Which brings us back to the original question: Why do a dozen elite law firms all match the bonuses for associates? More specifically, why would one firm raise its bonus, knowing that its rivals will immediately match it? What competitive advantage is created for the firm that goes first, beyond a brief morale boost among the troops and perhaps bragging rights for five minutes?

It calls to mind the masochistic “fare wars” among airlines, which often cut prices on competitive routes, forcing others to follow. But unlike an airline, a law firm has little hope of squeezing a competitor out of business — or in legal-speak, moving it “down from the first tier to the second tier.”

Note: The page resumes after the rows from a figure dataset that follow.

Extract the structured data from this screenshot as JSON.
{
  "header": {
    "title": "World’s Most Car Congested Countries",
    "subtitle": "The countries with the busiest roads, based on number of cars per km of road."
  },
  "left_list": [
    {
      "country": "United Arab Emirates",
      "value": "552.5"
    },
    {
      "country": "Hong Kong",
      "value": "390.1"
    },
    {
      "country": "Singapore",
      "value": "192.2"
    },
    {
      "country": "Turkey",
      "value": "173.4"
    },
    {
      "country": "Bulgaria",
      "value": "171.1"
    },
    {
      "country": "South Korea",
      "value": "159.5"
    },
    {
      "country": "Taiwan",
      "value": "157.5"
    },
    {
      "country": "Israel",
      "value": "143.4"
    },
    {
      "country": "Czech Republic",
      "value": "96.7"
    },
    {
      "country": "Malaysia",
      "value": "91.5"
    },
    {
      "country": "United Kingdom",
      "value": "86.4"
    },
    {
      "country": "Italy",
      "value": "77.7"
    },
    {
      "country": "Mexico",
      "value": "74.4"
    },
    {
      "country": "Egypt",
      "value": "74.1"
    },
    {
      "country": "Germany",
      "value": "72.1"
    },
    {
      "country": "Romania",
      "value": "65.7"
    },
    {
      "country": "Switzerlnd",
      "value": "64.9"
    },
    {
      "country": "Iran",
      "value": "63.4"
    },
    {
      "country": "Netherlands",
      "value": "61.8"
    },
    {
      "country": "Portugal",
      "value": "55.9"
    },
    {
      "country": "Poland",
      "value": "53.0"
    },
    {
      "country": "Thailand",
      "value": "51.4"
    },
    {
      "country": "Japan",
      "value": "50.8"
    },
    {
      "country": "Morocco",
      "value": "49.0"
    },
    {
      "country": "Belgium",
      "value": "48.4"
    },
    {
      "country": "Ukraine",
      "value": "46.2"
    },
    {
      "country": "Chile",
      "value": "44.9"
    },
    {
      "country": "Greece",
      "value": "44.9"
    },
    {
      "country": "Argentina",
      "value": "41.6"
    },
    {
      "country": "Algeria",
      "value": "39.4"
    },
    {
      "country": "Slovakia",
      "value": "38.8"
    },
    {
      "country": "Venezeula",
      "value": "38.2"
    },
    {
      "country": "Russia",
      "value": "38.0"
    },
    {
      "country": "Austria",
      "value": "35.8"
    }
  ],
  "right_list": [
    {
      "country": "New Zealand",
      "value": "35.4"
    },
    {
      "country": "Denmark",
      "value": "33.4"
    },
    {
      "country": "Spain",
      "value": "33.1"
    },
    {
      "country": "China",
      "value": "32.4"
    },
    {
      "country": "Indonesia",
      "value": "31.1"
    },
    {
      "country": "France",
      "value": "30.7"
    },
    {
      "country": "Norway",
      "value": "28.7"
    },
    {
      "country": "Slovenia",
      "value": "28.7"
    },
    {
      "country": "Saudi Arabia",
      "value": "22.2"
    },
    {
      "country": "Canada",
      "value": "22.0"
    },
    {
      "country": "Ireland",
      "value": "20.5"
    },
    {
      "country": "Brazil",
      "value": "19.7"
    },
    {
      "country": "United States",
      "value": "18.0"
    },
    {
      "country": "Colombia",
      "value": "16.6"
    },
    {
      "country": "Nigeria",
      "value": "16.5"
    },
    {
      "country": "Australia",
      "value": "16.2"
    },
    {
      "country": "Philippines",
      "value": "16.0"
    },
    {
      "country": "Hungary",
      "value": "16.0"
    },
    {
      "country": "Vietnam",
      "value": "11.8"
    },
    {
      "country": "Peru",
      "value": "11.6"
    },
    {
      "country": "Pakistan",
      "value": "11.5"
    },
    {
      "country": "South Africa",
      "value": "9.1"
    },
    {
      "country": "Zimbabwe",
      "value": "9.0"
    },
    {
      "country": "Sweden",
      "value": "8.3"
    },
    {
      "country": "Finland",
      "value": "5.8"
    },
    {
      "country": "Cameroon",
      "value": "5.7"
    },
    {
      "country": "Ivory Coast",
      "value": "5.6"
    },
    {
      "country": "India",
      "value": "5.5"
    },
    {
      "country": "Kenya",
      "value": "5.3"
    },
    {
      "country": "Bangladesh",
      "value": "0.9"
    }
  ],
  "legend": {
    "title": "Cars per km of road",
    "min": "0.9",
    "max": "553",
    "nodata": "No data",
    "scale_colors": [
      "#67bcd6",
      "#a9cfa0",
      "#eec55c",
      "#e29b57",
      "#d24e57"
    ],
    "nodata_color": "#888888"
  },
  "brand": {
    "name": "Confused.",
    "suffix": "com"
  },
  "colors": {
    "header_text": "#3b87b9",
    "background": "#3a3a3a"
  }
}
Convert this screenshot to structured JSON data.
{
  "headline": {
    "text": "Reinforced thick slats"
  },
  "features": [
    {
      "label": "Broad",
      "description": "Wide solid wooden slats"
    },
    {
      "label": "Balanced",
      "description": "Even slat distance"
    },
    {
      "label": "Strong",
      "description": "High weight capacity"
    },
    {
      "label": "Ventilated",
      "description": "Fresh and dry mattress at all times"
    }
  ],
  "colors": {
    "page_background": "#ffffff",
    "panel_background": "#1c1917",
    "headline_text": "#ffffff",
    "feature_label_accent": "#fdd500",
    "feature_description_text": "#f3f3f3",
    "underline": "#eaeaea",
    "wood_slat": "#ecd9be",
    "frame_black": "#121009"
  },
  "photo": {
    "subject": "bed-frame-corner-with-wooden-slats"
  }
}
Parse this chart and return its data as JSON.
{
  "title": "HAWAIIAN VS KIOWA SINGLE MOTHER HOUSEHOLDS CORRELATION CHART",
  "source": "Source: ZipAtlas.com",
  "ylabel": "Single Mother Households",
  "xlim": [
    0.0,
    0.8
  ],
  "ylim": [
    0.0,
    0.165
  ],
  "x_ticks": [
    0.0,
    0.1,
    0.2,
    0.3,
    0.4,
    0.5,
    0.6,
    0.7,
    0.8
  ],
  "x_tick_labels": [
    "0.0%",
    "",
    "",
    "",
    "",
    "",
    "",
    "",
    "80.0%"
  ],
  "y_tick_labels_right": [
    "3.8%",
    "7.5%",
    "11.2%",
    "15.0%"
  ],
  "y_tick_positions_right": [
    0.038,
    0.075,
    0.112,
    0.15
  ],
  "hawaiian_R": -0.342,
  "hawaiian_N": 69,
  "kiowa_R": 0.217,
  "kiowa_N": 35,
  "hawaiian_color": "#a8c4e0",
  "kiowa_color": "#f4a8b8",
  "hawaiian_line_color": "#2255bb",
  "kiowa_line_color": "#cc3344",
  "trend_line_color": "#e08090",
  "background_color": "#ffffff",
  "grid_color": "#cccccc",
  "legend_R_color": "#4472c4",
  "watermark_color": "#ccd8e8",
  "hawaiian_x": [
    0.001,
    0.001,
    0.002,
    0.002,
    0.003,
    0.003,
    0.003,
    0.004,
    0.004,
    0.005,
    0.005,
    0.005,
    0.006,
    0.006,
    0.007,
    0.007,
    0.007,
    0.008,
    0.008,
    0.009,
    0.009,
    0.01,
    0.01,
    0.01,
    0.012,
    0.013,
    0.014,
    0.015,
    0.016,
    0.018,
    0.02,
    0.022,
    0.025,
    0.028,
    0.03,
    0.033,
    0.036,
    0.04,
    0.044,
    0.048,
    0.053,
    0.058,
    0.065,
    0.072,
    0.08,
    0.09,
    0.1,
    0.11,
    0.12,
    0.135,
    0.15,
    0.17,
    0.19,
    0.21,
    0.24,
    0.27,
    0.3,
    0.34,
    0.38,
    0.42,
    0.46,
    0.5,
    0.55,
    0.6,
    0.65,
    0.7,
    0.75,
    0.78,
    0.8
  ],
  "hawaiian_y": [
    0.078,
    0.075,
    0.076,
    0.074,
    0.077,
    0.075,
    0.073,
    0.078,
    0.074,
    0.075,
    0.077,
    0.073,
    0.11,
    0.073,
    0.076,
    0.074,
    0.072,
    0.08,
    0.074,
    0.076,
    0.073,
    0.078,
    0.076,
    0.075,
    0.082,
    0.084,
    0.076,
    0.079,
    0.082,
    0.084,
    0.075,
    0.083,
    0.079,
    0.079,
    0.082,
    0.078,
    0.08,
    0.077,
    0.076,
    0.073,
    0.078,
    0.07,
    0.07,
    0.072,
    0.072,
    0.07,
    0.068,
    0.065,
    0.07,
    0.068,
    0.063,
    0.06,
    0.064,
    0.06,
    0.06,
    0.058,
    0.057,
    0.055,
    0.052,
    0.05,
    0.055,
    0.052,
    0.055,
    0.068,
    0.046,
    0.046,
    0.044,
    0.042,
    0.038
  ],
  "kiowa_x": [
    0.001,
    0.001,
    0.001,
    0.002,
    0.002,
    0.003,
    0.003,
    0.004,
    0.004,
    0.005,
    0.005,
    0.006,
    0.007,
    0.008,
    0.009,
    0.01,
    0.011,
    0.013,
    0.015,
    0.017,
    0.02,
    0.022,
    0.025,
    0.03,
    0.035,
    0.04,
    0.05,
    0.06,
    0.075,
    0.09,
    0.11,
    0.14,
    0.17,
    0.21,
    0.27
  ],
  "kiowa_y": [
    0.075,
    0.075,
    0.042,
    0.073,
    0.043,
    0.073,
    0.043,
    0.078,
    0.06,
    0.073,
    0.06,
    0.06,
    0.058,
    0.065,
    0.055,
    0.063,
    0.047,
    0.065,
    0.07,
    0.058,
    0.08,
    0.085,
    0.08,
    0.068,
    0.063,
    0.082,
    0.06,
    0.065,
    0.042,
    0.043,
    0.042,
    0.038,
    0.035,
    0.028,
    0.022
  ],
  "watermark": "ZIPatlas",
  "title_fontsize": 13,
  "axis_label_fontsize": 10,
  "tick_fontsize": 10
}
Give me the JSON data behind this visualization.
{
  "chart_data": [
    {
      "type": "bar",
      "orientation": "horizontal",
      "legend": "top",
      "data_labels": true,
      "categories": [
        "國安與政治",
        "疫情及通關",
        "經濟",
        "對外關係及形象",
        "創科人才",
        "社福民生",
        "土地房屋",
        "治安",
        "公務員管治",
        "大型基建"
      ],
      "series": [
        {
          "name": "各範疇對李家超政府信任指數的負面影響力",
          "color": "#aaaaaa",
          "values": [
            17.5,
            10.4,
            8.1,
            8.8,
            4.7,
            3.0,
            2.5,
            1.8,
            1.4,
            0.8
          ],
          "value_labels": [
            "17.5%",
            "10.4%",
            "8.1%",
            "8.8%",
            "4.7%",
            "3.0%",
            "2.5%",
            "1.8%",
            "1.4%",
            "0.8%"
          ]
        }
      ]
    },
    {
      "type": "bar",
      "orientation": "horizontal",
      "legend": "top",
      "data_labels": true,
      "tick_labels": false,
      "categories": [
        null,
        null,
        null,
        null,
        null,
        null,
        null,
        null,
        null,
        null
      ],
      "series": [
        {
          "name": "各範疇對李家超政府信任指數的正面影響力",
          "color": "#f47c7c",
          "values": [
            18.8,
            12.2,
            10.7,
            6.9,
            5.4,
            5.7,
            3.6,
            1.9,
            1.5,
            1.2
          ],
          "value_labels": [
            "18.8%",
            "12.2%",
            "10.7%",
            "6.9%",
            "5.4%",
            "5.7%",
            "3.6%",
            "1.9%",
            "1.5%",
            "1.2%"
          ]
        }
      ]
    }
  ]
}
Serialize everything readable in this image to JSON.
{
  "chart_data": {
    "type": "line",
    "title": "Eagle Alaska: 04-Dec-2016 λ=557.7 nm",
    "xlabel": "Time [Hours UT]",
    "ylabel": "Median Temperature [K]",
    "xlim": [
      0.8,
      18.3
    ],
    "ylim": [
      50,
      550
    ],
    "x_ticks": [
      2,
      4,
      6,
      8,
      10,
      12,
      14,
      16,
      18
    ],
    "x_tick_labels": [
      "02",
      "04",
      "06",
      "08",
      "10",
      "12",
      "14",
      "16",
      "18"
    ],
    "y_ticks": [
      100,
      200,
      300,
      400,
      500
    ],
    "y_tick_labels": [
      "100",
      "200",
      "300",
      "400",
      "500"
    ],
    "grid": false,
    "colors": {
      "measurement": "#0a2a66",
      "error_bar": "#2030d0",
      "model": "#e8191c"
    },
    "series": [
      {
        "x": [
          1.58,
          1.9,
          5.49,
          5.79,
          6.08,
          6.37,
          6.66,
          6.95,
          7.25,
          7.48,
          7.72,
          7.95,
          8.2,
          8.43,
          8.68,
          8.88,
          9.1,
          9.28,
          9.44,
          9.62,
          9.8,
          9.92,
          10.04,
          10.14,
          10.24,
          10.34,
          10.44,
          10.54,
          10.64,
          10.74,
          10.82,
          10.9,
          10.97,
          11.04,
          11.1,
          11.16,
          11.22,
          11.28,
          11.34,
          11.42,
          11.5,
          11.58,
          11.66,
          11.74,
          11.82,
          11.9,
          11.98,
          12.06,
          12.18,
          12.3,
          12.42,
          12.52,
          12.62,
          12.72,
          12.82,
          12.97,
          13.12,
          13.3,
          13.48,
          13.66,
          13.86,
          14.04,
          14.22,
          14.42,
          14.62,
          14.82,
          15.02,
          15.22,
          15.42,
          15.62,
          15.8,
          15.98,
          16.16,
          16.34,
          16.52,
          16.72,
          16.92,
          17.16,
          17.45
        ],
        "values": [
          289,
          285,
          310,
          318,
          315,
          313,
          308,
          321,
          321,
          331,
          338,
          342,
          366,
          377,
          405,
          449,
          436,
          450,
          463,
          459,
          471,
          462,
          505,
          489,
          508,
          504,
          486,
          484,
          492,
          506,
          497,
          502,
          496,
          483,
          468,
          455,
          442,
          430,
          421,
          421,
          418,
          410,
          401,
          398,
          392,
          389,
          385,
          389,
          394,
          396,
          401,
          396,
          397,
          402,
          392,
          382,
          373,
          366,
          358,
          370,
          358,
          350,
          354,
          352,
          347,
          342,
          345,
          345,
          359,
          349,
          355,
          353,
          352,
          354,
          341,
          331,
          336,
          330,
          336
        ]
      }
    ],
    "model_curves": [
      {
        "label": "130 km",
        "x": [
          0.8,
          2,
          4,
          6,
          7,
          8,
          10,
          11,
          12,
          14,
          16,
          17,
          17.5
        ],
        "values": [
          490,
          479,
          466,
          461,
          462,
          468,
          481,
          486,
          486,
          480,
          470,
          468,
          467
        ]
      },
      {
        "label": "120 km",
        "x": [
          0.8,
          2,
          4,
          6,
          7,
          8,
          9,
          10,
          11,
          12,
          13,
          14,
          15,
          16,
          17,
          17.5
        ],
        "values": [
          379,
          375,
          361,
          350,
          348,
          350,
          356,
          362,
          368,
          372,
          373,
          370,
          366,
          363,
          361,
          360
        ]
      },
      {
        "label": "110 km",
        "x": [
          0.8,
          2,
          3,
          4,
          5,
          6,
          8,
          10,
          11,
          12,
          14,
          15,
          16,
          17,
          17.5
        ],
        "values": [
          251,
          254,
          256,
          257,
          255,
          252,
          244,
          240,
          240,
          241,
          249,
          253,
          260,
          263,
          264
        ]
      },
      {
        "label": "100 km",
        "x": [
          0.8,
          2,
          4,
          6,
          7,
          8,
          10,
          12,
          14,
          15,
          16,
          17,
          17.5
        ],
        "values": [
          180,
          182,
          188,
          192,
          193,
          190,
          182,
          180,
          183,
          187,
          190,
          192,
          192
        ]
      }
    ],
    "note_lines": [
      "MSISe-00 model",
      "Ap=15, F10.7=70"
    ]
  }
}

It also has very little to do with recruiting. Bonuses are for people who already have jobs. It is somewhat understandable if top-tier firms match first-year associates’ salaries so they can attract the very best students, but once they are employed, it makes less sense. Most people who switch firms at that tier do so because they think have a better chance of making partner somewhere else, or for lifestyle reasons.

Evan R. Chesler, Cravath’s presiding partner, told The New York Times last month that the firm had originally wanted to “thank our lawyers for the hard work this year and the good year we’ve had.”

IT’S a nice thought but somewhat specious. Partners at law firms are a notoriously greedy bunch — that’s why they accept so few new partners — making it hard to believe that they are willing to part with their money so easily. I suggest there is something else at play: Law firms match bonuses to secure bragging rights.

Within their risk-averse, insular world, it’s a way of saying, “We’re in the top tier.” But it doesn’t necessarily make good business sense. Though partners at elite firms routinely pocket millions, law firms have never been run as efficiently as truly great companies. After all, they’re run by lawyers.